Q: So you often read the paper and slap your forehead?

A: Let me give you example. This is as I was arriving [as the new chair of the White House Council of Economic Advisers]. Glenn Hubbard, my predecessor, was leaving. I read one of Paul Krugman's New York Times’ columns, and he said something like, "Hubbard said he was leaving to be with his family, but you could see the knives sticking out of his back." The suggestion was that he's being kicked out. I knew that wasn't true. I knew I got the job in large part because Glenn recommended me. So here we have Krugman sitting in some office in New Jersey making a supposition about what's going on in Washington and then writing for the New York Times, with readers presuming that he knew something.
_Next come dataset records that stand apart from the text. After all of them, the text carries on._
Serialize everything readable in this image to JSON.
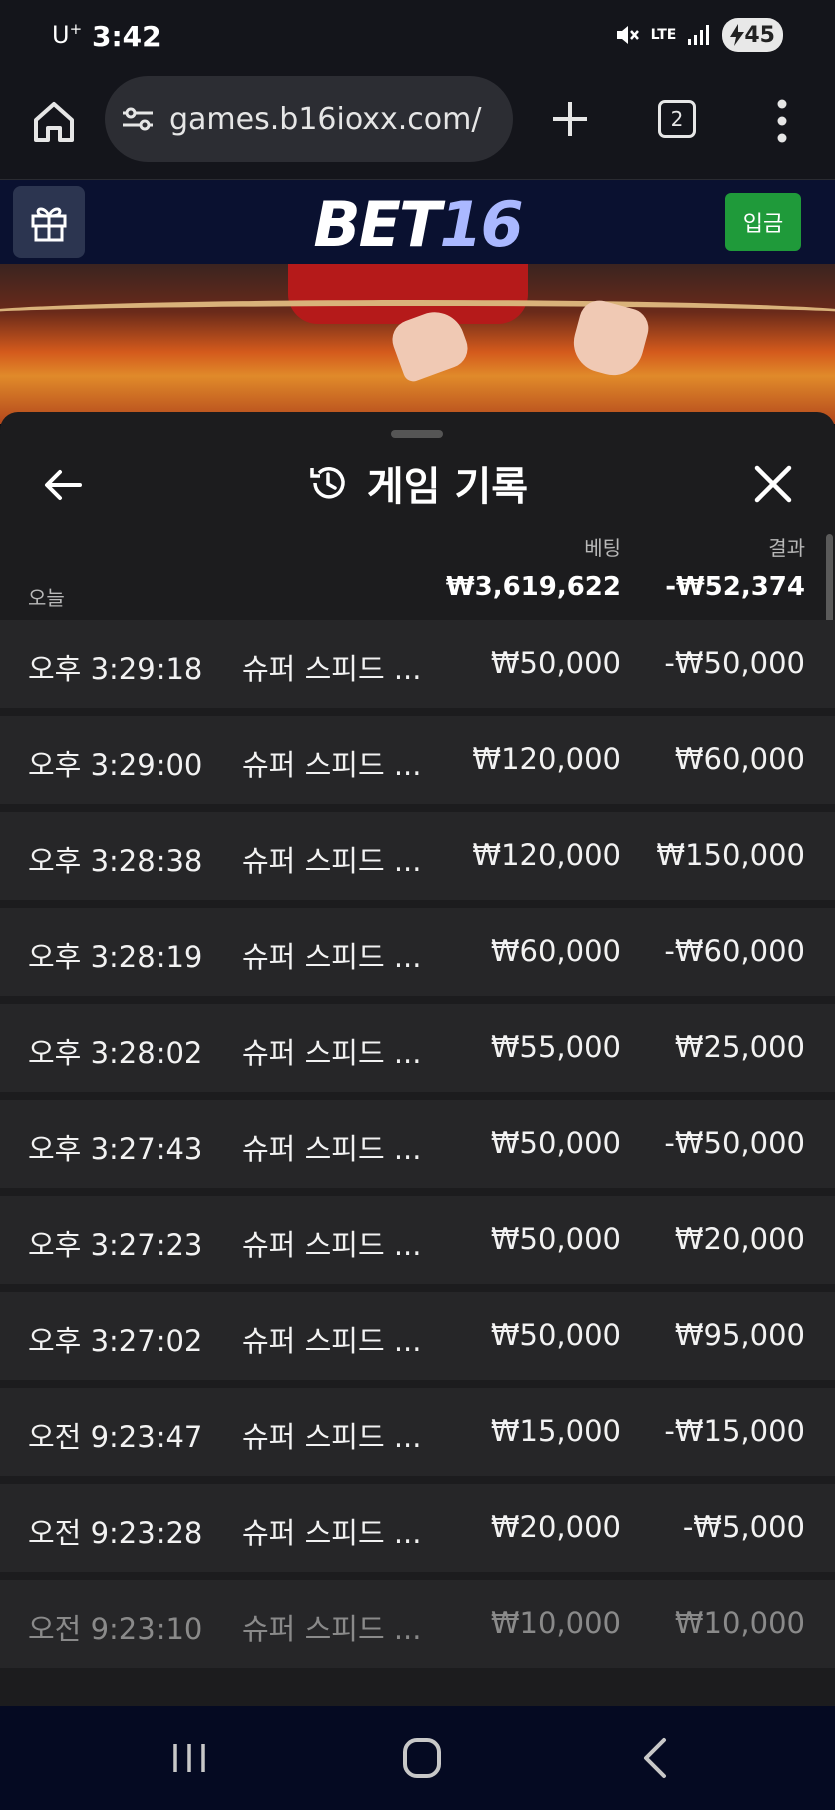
{
  "status_bar": {
    "carrier": "U",
    "carrier_sup": "+",
    "time": "3:42",
    "network": "LTE",
    "battery": "45"
  },
  "browser": {
    "url": "games.b16ioxx.com/",
    "tab_count": "2"
  },
  "site": {
    "logo_part1": "BET",
    "logo_part2": "16",
    "deposit_label": "입금"
  },
  "sheet": {
    "title": "게임 기록",
    "columns": {
      "bet": "베팅",
      "result": "결과"
    },
    "summary": {
      "label": "오늘",
      "bet_total": "₩3,619,622",
      "result_total": "-₩52,374"
    },
    "rows": [
      {
        "time": "오후 3:29:18",
        "game": "슈퍼 스피드 ...",
        "bet": "₩50,000",
        "result": "-₩50,000"
      },
      {
        "time": "오후 3:29:00",
        "game": "슈퍼 스피드 ...",
        "bet": "₩120,000",
        "result": "₩60,000"
      },
      {
        "time": "오후 3:28:38",
        "game": "슈퍼 스피드 ...",
        "bet": "₩120,000",
        "result": "₩150,000"
      },
      {
        "time": "오후 3:28:19",
        "game": "슈퍼 스피드 ...",
        "bet": "₩60,000",
        "result": "-₩60,000"
      },
      {
        "time": "오후 3:28:02",
        "game": "슈퍼 스피드 ...",
        "bet": "₩55,000",
        "result": "₩25,000"
      },
      {
        "time": "오후 3:27:43",
        "game": "슈퍼 스피드 ...",
        "bet": "₩50,000",
        "result": "-₩50,000"
      },
      {
        "time": "오후 3:27:23",
        "game": "슈퍼 스피드 ...",
        "bet": "₩50,000",
        "result": "₩20,000"
      },
      {
        "time": "오후 3:27:02",
        "game": "슈퍼 스피드 ...",
        "bet": "₩50,000",
        "result": "₩95,000"
      },
      {
        "time": "오전 9:23:47",
        "game": "슈퍼 스피드 ...",
        "bet": "₩15,000",
        "result": "-₩15,000"
      },
      {
        "time": "오전 9:23:28",
        "game": "슈퍼 스피드 ...",
        "bet": "₩20,000",
        "result": "-₩5,000"
      },
      {
        "time": "오전 9:23:10",
        "game": "슈퍼 스피드 ...",
        "bet": "₩10,000",
        "result": "₩10,000"
      }
    ]
  },
  "icons": {
    "home": "home-icon",
    "site_info": "tune-icon",
    "new_tab": "plus-icon",
    "menu": "more-vertical-icon",
    "gift": "gift-icon",
    "back": "arrow-left-icon",
    "history": "history-icon",
    "close": "close-icon",
    "mute": "mute-icon",
    "signal": "signal-icon"
  },
  "colors": {
    "deposit": "#1f9a3a",
    "logo_accent": "#aab8ff",
    "sheet_bg": "#1c1c1e",
    "row_bg": "#262628"
  }
}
Q: Krugman is a very respected economist. What are your thoughts on his transformation into a columnist?

A: I had Paul as a teacher at MIT. And when I was at CEA in '82 and '83, he was there as well. I was a junior staffer in the Reagan administration. Two members of the senior staff were Krugman and (former Harvard economics professor, Clinton Treasury Secretary and current Harvard president Lawrence) Summers. At that time he was a brilliant economist. I thought he'd win a Nobel prize. I think there's a good chance he still will. His early work on international trade theory deserves it.
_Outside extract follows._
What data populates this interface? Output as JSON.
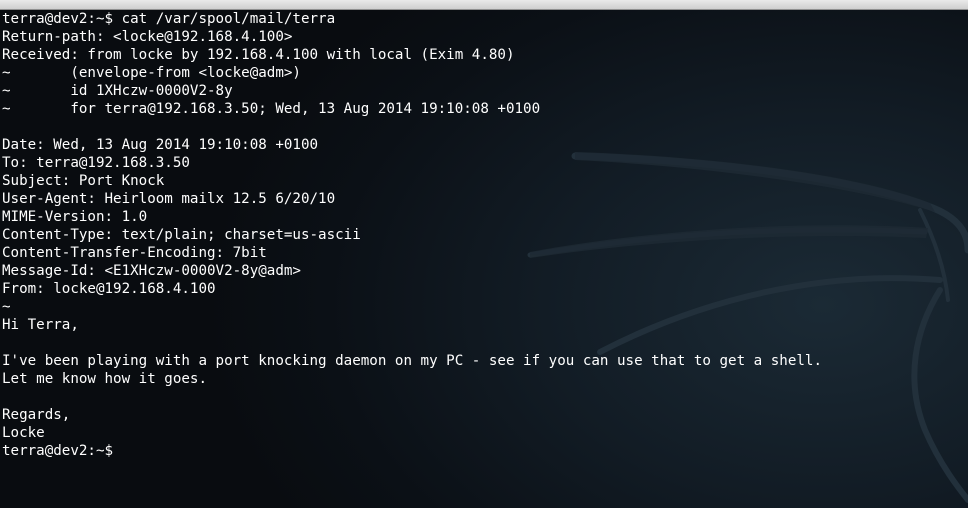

Q: How do you explain what you describe as this change in Krugman?

It's strange what's happened since then. When he became a New York Times columnist, he decided to abandon writing about economics as an economist does. He's very liberal, which is fine—most of my friends at Harvard are liberal—but whenever someone disagrees with him, his first inclination is to think that person is either a liar or a fool. It's amazing to me that an academic would behave that way. The one thing that I value about academia is open-mindedness, the premise that all ideas and different points of view should be considered. No one has a monopoly on the truth. The one defining characteristic of a good professor is to be open to all viewpoints.